Chart courtesy of Yahoo Finance.
Another industry we discussed yesterday was the refiners and their amazing run which appears to still have legs based on the flurry of oil deals and increased capital expenditure budgets we are seeing for 2013 for many of the E&P plays we follow. Yesterday, Phillips 66 (NYSE:PSX) rose $2.28 (4.36%) to close at $54.52/share as the entire sector rose on investors optimism. The company also announced that they restarted a portion of the Wood River Refinery, located in Illinois, that has total production capacity of 356k barrels of production per day. We would just like to point out to readers that the 356k figure is their total production capacity at the facility, not what was restarted.
Our thinking about the uranium sector was right, however we only wish we had rotated back into the play earlier as it appears the end game may very well be underway. The Russians are locking in actual mining production capacity as well as deposits around the world which makes them an even more dangerous player in the sector as they will be able to put a stranglehold on the industry by controlling much of the above ground stockpiles (via their decommissioned nuclear arsenal) and a growing share of world mine production which is already dramatically below current world consumption/demand.
After the Russians announced their intentions of taking Uranium One private, Dennison Mines, Ltd. (NYSEMKT:DNN) yesterday announced that they will buy Fission Energy, a small Canadian explorer which has two deposits of significance. We have previously discussed on other forums that this was a no brainer, and inevitable, based upon the companies' proximity to each other for a deposit which appears is shared and which seems to be tied into Hathor's Roughrider deposit.
This acquisition further consolidates the Athabasca Basin and, in our opinion makes Dennison an even more attractive takeover target for Hathor's new parent. One might as well control the entire mineralized area and save on infrastructure costs is the thinking here (although we do understand it would be possible for a joint venture, we just believe a big company would rather go it alone than have to worry about a junior attempt to raise the necessary capital to help fund the project and potentially tie up progress).
This news sent Fission shares higher, but more importantly investors were receptive to the deal and even pushed Dennison shares higher too. That is extremely bullish in our view and had the added effect of pushing many of the well positioned Canadian juniors with actual deposits higher yesterday.

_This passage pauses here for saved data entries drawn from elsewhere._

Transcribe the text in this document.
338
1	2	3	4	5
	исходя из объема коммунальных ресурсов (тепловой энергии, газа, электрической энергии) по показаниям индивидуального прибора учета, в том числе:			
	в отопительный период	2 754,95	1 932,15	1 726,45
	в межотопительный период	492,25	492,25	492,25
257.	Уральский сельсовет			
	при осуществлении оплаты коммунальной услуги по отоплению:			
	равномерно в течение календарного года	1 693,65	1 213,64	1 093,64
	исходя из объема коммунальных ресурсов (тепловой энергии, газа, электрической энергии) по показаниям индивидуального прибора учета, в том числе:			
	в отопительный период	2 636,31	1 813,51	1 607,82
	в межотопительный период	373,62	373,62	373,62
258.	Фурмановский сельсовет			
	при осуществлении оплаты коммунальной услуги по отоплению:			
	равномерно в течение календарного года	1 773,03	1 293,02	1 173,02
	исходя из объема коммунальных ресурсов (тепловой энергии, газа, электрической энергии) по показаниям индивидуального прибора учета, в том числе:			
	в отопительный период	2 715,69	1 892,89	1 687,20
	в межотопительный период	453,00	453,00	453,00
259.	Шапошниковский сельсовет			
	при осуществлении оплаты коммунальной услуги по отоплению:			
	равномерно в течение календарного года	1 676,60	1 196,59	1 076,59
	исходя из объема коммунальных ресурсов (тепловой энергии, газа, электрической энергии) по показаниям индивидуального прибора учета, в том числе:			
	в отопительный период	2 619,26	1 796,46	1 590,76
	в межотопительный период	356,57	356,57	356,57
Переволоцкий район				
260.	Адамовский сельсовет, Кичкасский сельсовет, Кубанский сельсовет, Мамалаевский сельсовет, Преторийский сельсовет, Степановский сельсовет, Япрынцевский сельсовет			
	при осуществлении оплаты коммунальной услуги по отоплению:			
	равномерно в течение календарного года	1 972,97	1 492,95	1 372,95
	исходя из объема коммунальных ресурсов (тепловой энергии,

We own shares in Fission from when they were spun out of Strathmore Minerals but the holding in our view is immaterial. One note about the acquisition we would point out is that the company plans to spin out the Patterson Lake project in the western part of the basin. The breakup fee for the deal is $3.5 million, or roughly 5% of the entire value of the deal.
Disclosure: I am long FSSIF.PK, OTC:STHJF, PDCE. I wrote this article myself, and it expresses my own opinions. I am not receiving compensation for it (other than from Seeking Alpha). I have no business relationship with any company whose stock is mentioned in this article.